New England Patriots in transition period with Brady?

Tom Brady begins to wind down a brilliant career with the New England Patriots.

NFL: New England Patriots at Minnesota Vikings

New England Patriots quarterback Tom Brady (12) throws during the third quarter against the Minnesota Vikings at TCF Bank Stadium. The Patriots defeated the Vikings 30-7. (Brace Hemmelgarn-USA TODAY Sports)

(C+P) — It’s no secret that New England Patriots’ quarterback Tom Brady’s Hall of Fame career is rapidly drawing to a close. The 37-year-old continues to battle father time in a titanic struggle, which could be a blessing in disguise for the Patriots.

The Patriots came away with an easy looking 30-7 win over the Adrian Peterson-less Minnesota Vikings on Sunday, but it was never that one-sided between the hash marks. That, coupled with a performance to the visibly superior Dolphins, raises questions about New England’s status as a true Super Bowl contender.

But the Patriots may just be working out the kinks of a transition from a Brady-centric offense to a more balanced one. While New England has always been in the middle of the pack in terms of pass play percentage, the offense was always driven by Brady.

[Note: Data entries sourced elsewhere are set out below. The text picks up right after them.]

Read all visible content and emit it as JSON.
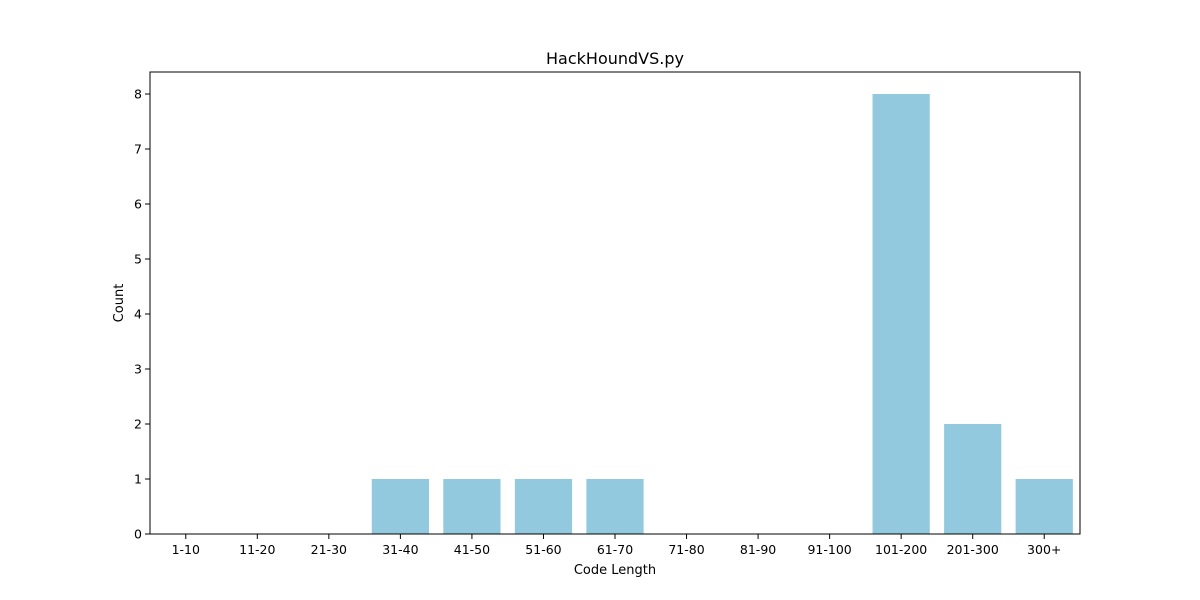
{
  "chart_data": {
    "type": "bar",
    "title": "HackHoundVS.py",
    "xlabel": "Code Length",
    "ylabel": "Count",
    "categories": [
      "1-10",
      "11-20",
      "21-30",
      "31-40",
      "41-50",
      "51-60",
      "61-70",
      "71-80",
      "81-90",
      "91-100",
      "101-200",
      "201-300",
      "300+"
    ],
    "values": [
      0,
      0,
      0,
      1,
      1,
      1,
      1,
      0,
      0,
      0,
      8,
      2,
      1
    ],
    "ylim": [
      0,
      8.4
    ],
    "yticks": [
      0,
      1,
      2,
      3,
      4,
      5,
      6,
      7,
      8
    ],
    "bar_color": "#92c9de",
    "grid": false,
    "legend": "none"
  }
}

Brady, who began his career as a caretaker when taking over for Drew Bledsoe, may be forced to finish that way for a variety of reasons. His arm strength and viable receiving targets have decreased dramatically. Rob Gronkowski has been limited in snaps, but he remains Brady’s top target and should be the Gronk of old by midseason. Will that be enough?

Most of the media gave Brady a pass for last year, citing the amount of rookie receivers running wrong routes and dropping footballs. What if it was just a declining performance for a 36-year-old quarterback? Is that allowed?

New England Patriots tight end Rob Gronkowski (87) looks on during the third quarter against the Minnesota Vikings at TCF Bank Stadium. The Patriots defeated the Vikings 30-7. (Brace Hemmelgarn-USA TODAY Sports)
New England Patriots tight end Rob Gronkowski (87) looks on during the third quarter against the Minnesota Vikings at TCF Bank Stadium. The Patriots defeated the Vikings 30-7. (Brace Hemmelgarn-USA TODAY Sports)

More importantly, the Patriots thumped Minnesota behind a ferocious defensive effort, and that will be what takes New England back to its glory days.

Also the defense finally appears to have enough pieces to match the productivity of the early 2000s squads. Darrelle Revis, who everyone believed had a bad season last year yet is totally untrue, remains one of the most dangerous defensive weapons in football. Revis came up with his first interception as a Patriot in the second quarter. So far this season, quarterbacks are 3-of-11 for 40 yards, a touchdown and an interception when throwing in Revis’ direction.

Revis, along with linebacker Jerod Mayo and defensive lineman Vince Wilfork, ensures the Patriots have an elite player at each level of the defense. Devin McCourty has blossomed into one of the best safeties in the league, and young players Chandler Jones and Dont’a Hightower are about to become superstars.

Brady had 56 attempts against Miami in the Week 1 defeat, including many in the second half with the game close. This number is a little inflated by the 21 attempts in the fourth quarter with New England trailing, but even 35 attempts plus a more relatively normal number is too many at this point in his career. That formula will not work anymore.

The offense should continue to be driven by running backs Stevan Ridley (25 carries, 101 yards) and Shane Vereen (six carries, 40 yards), who each did work Sunday against a halfway decent Vikings defense. The duo, which had just 15 carries against Miami, will be crucial to any long-term success the Patriots have.

Brady still has incredible intelligence and knows where the ball needs to go, but down the field accuracy has likely eroded by now. Against Minnesota, Brady only threw three balls deeper than 15 yards — one was incomplete, the other two resulted in penalties. Against Miami in Week 1, Brady was 2-for-17 for 65 yards on throws that traveled 15 yards or more.

It was all going swimmingly for the Vikings until Matt Cassel began doing Matt Cassel things. The Vikings scored on a beautifully constructed drive to take a 7-0 lead before forcing a three-and-out. On a second-and-16 from deep in his own territory, Cassel threw a javelin into double coverage, which McCourty almost returned for a touchdown. From that point on, it was mostly all New England as the Vikings made mistake after mistake.

The Patriots also got a touchdown on a blocked field goal to go up 17-7 right before halftime, another 10-point swing that effectively ended the game. New England won the turnover battle, 4-0, plus recovered a fumble of its own. The scoreline would have been even worse if the visitors didn’t commit 15 penalties.

Brady didn’t have to be superhuman. The Patriots punted five times in 10 real drives (not counting the final one), and kicked field goals on three others.

The Patriots defense was depleted by the time it got to face Denver in the AFC championship game last year. If that unit can remain healthy and deliver more performances like it did Sunday, a strong running game and a potential play-making, game manager might be all that’s required to make another Super Bowl after all. In 2014, that’s exactly what they have under center.